Это угрюмое совещание продолжалось недолго, так как не было выбора. Войско пало духом. Солдатам нечего было есть, а силы неприятеля росли.
Шведский Александр, который обещал всему миру преследовать польского Дария хотя бы до самых татарских степей, должен был думать теперь не о дальнейшем преследовании, а о собственном спасении.
– Мы можем вернуться Саном в Сандомир, оттуда Вислой в Варшаву и в Пруссию, – сказал Виттенберг. – Таким образом мы избегнем гибели.
Дуглас схватился за голову:
– Столько побед, столько трудов, такая огромная страна покорена – и мы возвращаемся!
– Вы можете посоветовать что-нибудь другое? – спросил его Виттенберг.
– Нет, не могу! – ответил Дуглас.
Король, который до сих пор ничего не говорил, встал в знак того, что совет кончен, и сказал:
– Приказываю отступление!
И в этот день никто не слышал от него больше ни слова. Весть, что дан приказ отступать, в одну минуту облетела весь лагерь; ее встретили радостными криками. Замки и крепости были еще в руках шведов, а там их ждали отдых, пища, безопасность.
Офицеры и солдаты с такой энергией принялись за приготовления к отступлению, что эта энергия, по замечанию Дугласа, граничила с позором.

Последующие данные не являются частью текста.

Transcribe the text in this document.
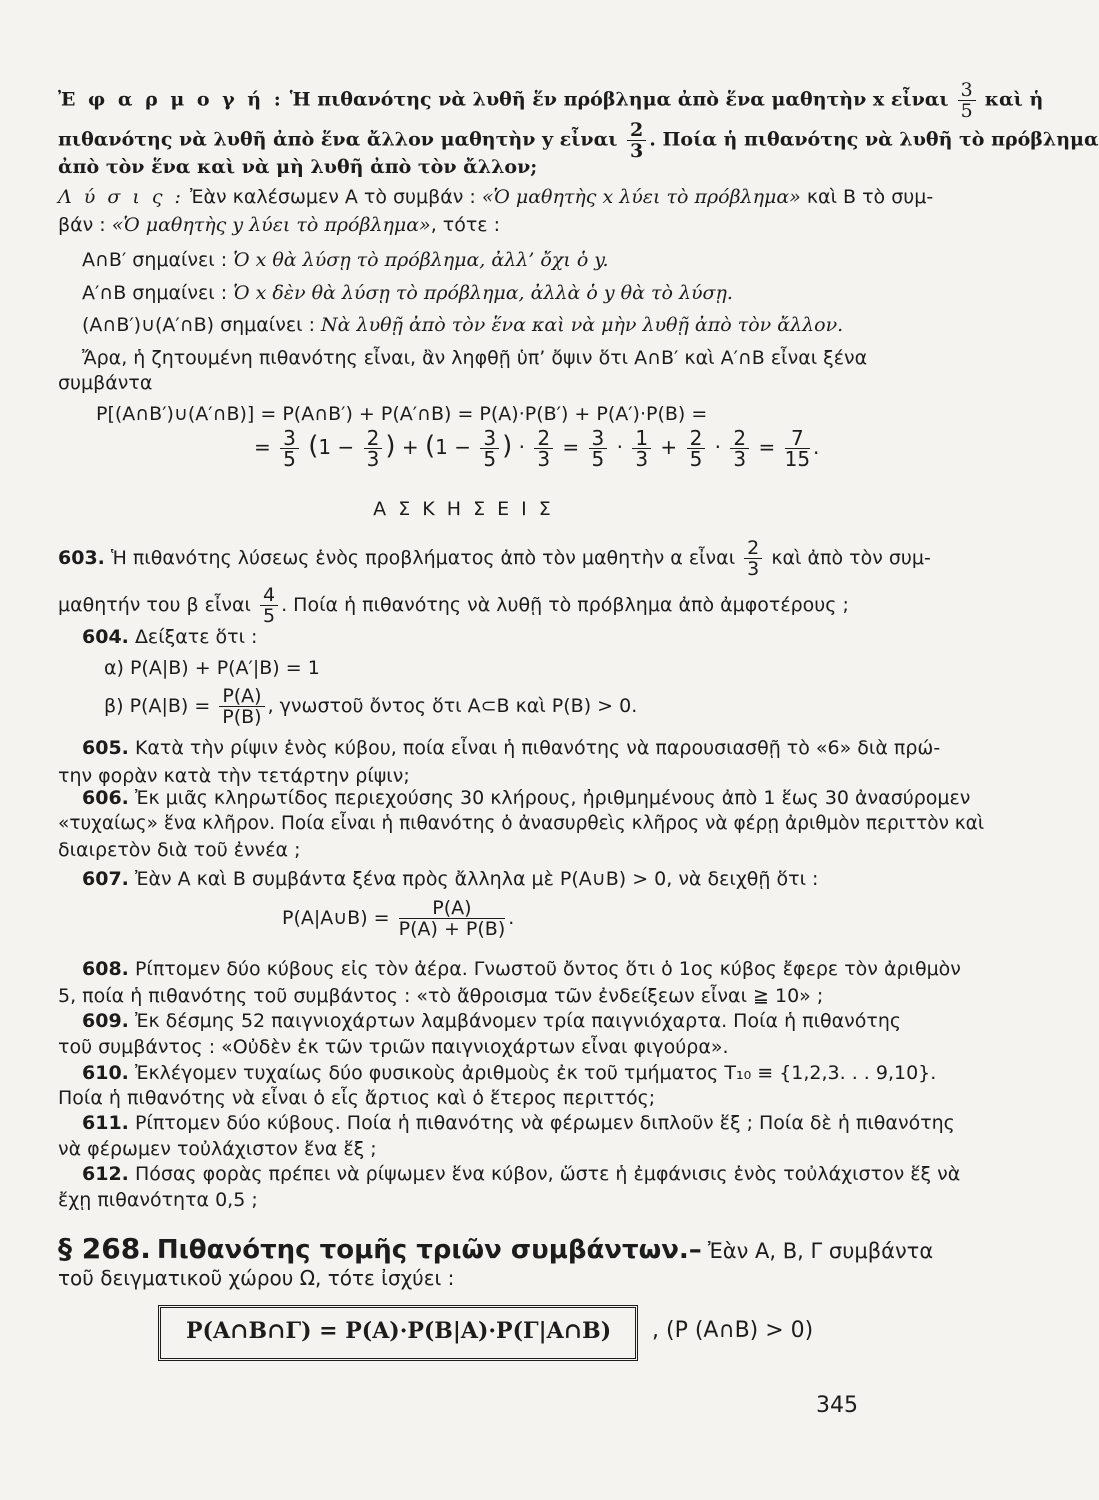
Ἐ φ α ρ μ ο γ ή : Ἡ πιθανότης νὰ λυθῆ ἕν πρόβλημα ἀπὸ ἕνα μαθητὴν x εἶναι $\frac{3}{5}$ καὶ ἡ
πιθανότης νὰ λυθῆ ἀπὸ ἕνα ἄλλον μαθητὴν y εἶναι $\frac{2}{3}$ . Ποία ἡ πιθανότης νὰ λυθῆ τὸ πρόβλημα
ἀπὸ τὸν ἕνα καὶ νὰ μὴ λυθῆ ἀπὸ τὸν ἄλλον;
Λ ύ σ ι ς : Ἐὰν καλέσωμεν Α τὸ συμβάν : «Ὁ μαθητὴς x λύει τὸ πρόβλημα» καὶ Β τὸ συμ-
βάν : «Ὁ μαθητὴς y λύει τὸ πρόβλημα», τότε :
Α∩Β′ σημαίνει : Ὁ x θὰ λύσῃ τὸ πρόβλημα, ἀλλ’ ὄχι ὁ y.
Α′∩Β σημαίνει : Ὁ x δὲν θὰ λύσῃ τὸ πρόβλημα, ἀλλὰ ὁ y θὰ τὸ λύσῃ.
(Α∩Β′)∪(Α′∩Β) σημαίνει : Νὰ λυθῇ ἀπὸ τὸν ἕνα καὶ νὰ μὴν λυθῇ ἀπὸ τὸν ἄλλον.
Ἄρα, ἡ ζητουμένη πιθανότης εἶναι, ἂν ληφθῇ ὑπ’ ὄψιν ὅτι Α∩Β′ καὶ Α′∩Β εἶναι ξένα
συμβάντα
P[(Α∩Β′)∪(Α′∩Β)] = P(Α∩Β′) + P(Α′∩Β) = P(Α)·P(Β′) + P(Α′)·P(Β) =
= $\frac{3}{5} (1 - \frac{2}{3}$ ) + ($1 - \frac{3}{5}$ ) · $\frac{2}{3} = \frac{3}{5} \cdot \frac{1}{3} + \frac{2}{5} \cdot \frac{2}{3} = \frac{7}{15}$ .
Α Σ Κ Η Σ Ε Ι Σ
603. Ἡ πιθανότης λύσεως ἑνὸς προβλήματος ἀπὸ τὸν μαθητὴν α εἶναι $\frac{2}{3}$ καὶ ἀπὸ τὸν συμ-
μαθητήν του β εἶναι $\frac{4}{5}$ . Ποία ἡ πιθανότης νὰ λυθῇ τὸ πρόβλημα ἀπὸ ἀμφοτέρους ;
604. Δείξατε ὅτι :
α) P(Α|Β) + P(Α′|Β) = 1
β) $P(A|B) = \frac{P(A)}{P(B)}$ , γνωστοῦ ὄντος ὅτι Α⊂Β καὶ P(Β) > 0.
605. Κατὰ τὴν ρίψιν ἑνὸς κύβου, ποία εἶναι ἡ πιθανότης νὰ παρουσιασθῇ τὸ «6» διὰ πρώ-
την φορὰν κατὰ τὴν τετάρτην ρίψιν;
606. Ἐκ μιᾶς κληρωτίδος περιεχούσης 30 κλήρους, ἠριθμημένους ἀπὸ 1 ἕως 30 ἀνασύρομεν
«τυχαίως» ἕνα κλῆρον. Ποία εἶναι ἡ πιθανότης ὁ ἀνασυρθεὶς κλῆρος νὰ φέρῃ ἀριθμὸν περιττὸν καὶ
διαιρετὸν διὰ τοῦ ἐννέα ;
607. Ἐὰν Α καὶ Β συμβάντα ξένα πρὸς ἄλληλα μὲ P(Α∪Β) > 0, νὰ δειχθῇ ὅτι :
P(Α|Α∪Β) = $\frac{P(A)}{P(A) + P(B)}$ .
608. Ρίπτομεν δύο κύβους εἰς τὸν ἀέρα. Γνωστοῦ ὄντος ὅτι ὁ 1ος κύβος ἔφερε τὸν ἀριθμὸν
5, ποία ἡ πιθανότης τοῦ συμβάντος : «τὸ ἄθροισμα τῶν ἐνδείξεων εἶναι ≧ 10» ;
609. Ἐκ δέσμης 52 παιγνιοχάρτων λαμβάνομεν τρία παιγνιόχαρτα. Ποία ἡ πιθανότης
τοῦ συμβάντος : «Οὐδὲν ἐκ τῶν τριῶν παιγνιοχάρτων εἶναι φιγούρα».
610. Ἐκλέγομεν τυχαίως δύο φυσικοὺς ἀριθμοὺς ἐκ τοῦ τμήματος T₁₀ ≡ {1,2,3. . . 9,10}.
Ποία ἡ πιθανότης νὰ εἶναι ὁ εἷς ἄρτιος καὶ ὁ ἕτερος περιττός;
611. Ρίπτομεν δύο κύβους. Ποία ἡ πιθανότης νὰ φέρωμεν διπλοῦν ἕξ ; Ποία δὲ ἡ πιθανότης
νὰ φέρωμεν τοὐλάχιστον ἕνα ἕξ ;
612. Πόσας φορὰς πρέπει νὰ ρίψωμεν ἕνα κύβον, ὥστε ἡ ἐμφάνισις ἑνὸς τοὐλάχιστον ἕξ νὰ
ἔχῃ πιθανότητα 0,5 ;
§ 268. Πιθανότης τομῆς τριῶν συμβάντων.– Ἐὰν Α, Β, Γ συμβάντα
τοῦ δειγματικοῦ χώρου Ω, τότε ἰσχύει :
P(Α∩Β∩Γ) = P(Α)·P(Β|Α)·P(Γ|Α∩Β) , (P (Α∩Β) > 0)
345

Король отправил Дугласа с передовым отрядом, приказав починить мосты и прорубить дорогу в лесах. Вслед за ним двинулось все войско в боевом порядке; фронт прикрывали пушки, тыл – возы, по бокам шла пехота. Припасы и палатки были отправлены по реке в лодках.
Все эти предосторожности были не лишни, так как едва лишь войско тронулось, как патрули заметили вдали польские отряды и с этих пор уже не теряли их из глаз. Чарнецкий собрал все свои полки, все окрестные «партии» и, послав еще за подкреплением к королю, шел за ними по пятам. Первый ночлег в Пшеворске был первой тревогой. Польские отряды подошли так близко к шведам, что им пришлось двинуть против них несколько тысяч пехоты и часть артиллерии. Король думал сперва, что Чарнецкий действительно наступает, но он, по обыкновению, высылал только отдельные отряды. Они подходили к лагерю, поднимали переполох и уходили назад. Вся ночь прошла для шведов в беспокойстве и тревоге. Они не спали.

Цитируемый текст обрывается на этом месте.